I told Helli of my northwesterly intentions and departed. The announcer stated the three focus score again, so I figured Zeno had reunited with his goblet yet again.
“Starting at the end of this round,” the voice said, “a monster will be released from every portal until you lock a locus.”
Encouragingly, I found a dead end. I turned to follow after Helli, who had disappeared ahead.
A scrabbling noise echoed through the hallways around us.

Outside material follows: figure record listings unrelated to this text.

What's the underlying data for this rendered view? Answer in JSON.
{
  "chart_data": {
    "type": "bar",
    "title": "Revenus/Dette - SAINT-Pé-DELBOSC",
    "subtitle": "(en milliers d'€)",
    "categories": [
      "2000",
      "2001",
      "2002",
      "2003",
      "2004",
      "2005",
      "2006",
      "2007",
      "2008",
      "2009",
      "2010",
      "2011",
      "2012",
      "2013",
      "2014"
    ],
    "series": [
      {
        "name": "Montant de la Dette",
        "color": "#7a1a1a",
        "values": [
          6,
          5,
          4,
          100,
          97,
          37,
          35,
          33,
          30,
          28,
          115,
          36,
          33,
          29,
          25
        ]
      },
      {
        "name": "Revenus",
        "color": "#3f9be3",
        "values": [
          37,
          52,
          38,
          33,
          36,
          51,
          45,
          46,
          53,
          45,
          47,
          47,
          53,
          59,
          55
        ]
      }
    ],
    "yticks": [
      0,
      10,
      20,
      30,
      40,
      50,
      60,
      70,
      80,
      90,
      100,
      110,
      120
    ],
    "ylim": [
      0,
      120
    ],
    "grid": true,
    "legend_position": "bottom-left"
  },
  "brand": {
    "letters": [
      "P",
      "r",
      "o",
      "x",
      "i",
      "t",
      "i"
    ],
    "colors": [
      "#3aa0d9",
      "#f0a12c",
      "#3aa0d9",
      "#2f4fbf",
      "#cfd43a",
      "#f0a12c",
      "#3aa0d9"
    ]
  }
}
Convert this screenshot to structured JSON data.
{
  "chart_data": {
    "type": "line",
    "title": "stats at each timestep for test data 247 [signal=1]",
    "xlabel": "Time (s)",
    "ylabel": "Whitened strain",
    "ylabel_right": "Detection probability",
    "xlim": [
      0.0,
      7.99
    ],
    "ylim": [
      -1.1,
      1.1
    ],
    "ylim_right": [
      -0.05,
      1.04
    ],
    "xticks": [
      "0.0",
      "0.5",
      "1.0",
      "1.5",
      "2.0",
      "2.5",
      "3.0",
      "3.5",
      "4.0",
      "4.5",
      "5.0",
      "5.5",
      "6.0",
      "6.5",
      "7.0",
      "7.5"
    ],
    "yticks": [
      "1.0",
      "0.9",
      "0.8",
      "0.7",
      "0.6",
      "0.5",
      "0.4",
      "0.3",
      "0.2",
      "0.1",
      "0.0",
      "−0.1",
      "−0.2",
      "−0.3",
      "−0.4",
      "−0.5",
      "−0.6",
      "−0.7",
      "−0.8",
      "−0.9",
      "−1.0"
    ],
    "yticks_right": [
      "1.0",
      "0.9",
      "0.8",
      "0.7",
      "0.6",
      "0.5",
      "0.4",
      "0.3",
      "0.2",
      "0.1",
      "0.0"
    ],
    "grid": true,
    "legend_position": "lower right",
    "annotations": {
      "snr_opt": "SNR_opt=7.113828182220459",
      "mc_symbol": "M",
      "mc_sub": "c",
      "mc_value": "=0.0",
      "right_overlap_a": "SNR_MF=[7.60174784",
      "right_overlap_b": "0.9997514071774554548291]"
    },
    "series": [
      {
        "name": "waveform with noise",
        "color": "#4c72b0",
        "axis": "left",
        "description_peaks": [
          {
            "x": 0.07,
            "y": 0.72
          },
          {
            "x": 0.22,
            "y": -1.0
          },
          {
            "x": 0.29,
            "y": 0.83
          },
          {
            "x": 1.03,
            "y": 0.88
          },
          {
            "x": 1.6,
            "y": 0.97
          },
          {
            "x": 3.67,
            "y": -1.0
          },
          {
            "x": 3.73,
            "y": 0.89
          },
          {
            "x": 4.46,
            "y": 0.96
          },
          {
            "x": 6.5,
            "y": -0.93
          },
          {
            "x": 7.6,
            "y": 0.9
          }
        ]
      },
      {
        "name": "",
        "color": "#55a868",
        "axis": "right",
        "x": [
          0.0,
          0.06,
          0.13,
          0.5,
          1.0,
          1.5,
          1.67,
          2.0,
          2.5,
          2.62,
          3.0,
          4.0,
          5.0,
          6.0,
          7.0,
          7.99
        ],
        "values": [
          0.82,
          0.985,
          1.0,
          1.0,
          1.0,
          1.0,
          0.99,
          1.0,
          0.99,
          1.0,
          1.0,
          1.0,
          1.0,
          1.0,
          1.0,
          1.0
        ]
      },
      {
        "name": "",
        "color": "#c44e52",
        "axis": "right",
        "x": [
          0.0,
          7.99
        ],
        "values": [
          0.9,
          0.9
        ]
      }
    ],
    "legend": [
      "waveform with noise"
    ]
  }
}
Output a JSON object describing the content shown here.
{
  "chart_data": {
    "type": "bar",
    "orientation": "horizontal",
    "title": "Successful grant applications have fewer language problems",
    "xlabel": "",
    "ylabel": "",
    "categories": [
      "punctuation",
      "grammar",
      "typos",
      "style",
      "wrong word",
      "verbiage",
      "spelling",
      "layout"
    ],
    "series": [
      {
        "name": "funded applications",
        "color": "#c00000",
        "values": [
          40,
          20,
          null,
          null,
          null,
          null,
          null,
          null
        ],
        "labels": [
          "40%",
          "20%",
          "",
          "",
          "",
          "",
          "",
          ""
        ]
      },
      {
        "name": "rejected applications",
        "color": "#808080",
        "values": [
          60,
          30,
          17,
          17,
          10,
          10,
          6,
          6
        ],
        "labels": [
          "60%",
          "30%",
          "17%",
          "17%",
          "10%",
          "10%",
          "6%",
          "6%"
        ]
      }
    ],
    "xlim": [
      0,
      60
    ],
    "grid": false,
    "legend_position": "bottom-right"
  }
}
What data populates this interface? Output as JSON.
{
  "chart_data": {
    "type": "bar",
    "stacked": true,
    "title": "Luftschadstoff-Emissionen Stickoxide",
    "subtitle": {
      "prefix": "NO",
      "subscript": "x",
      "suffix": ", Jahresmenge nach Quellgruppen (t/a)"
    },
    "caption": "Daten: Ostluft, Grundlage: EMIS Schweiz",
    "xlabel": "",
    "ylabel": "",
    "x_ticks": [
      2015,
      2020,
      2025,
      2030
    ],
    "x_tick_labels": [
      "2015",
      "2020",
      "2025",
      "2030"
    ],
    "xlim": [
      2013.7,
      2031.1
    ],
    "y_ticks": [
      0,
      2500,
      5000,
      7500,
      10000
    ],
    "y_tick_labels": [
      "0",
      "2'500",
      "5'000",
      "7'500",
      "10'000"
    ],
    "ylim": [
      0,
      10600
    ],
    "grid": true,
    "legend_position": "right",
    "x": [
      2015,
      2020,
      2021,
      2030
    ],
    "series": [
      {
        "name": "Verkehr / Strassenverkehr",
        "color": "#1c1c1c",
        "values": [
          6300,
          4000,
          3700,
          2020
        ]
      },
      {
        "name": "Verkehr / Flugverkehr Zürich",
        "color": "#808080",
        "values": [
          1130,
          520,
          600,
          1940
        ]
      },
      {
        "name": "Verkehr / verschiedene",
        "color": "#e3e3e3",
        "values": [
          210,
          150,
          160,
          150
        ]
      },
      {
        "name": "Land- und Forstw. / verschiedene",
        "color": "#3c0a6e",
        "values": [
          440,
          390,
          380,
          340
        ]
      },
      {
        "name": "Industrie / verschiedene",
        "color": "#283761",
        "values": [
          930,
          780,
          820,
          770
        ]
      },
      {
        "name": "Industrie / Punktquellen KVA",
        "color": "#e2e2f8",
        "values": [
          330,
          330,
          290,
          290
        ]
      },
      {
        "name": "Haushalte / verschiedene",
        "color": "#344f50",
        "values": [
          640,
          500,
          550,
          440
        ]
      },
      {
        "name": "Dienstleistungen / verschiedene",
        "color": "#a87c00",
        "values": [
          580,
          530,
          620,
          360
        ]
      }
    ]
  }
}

I moved forward and sighed bodily. Eventually, after a few more repetitions of the same score, I reached the scene of the fire.
“Oh my god, I cannot believe this.” I stopped before a literal carpet of fire. Someone had goofed on the trap front and here I was, reaping the benefits of their folly.
The voices in the other room turned out to be my good friends, Zeno, Helli, and Tem.
Zeno told me with a barely repressed smile that he thought he knew where the portal was that I had to get to. “It’s southwest. Tem just stepped through this portal to get there.”
I seethed inwardly, knowing that taking that portal would get me to the right spot but absolutely not get the focus I carried there.
I mentally prepared myself for another long and shitty slog.
“Rest assured,” the bard said, scenting my despair, “I have a plan.”
How many times did I have to hear that line before I stopped believing he really did?
Not enough, I guess, because I tilted my head up. “Let’s hear it.”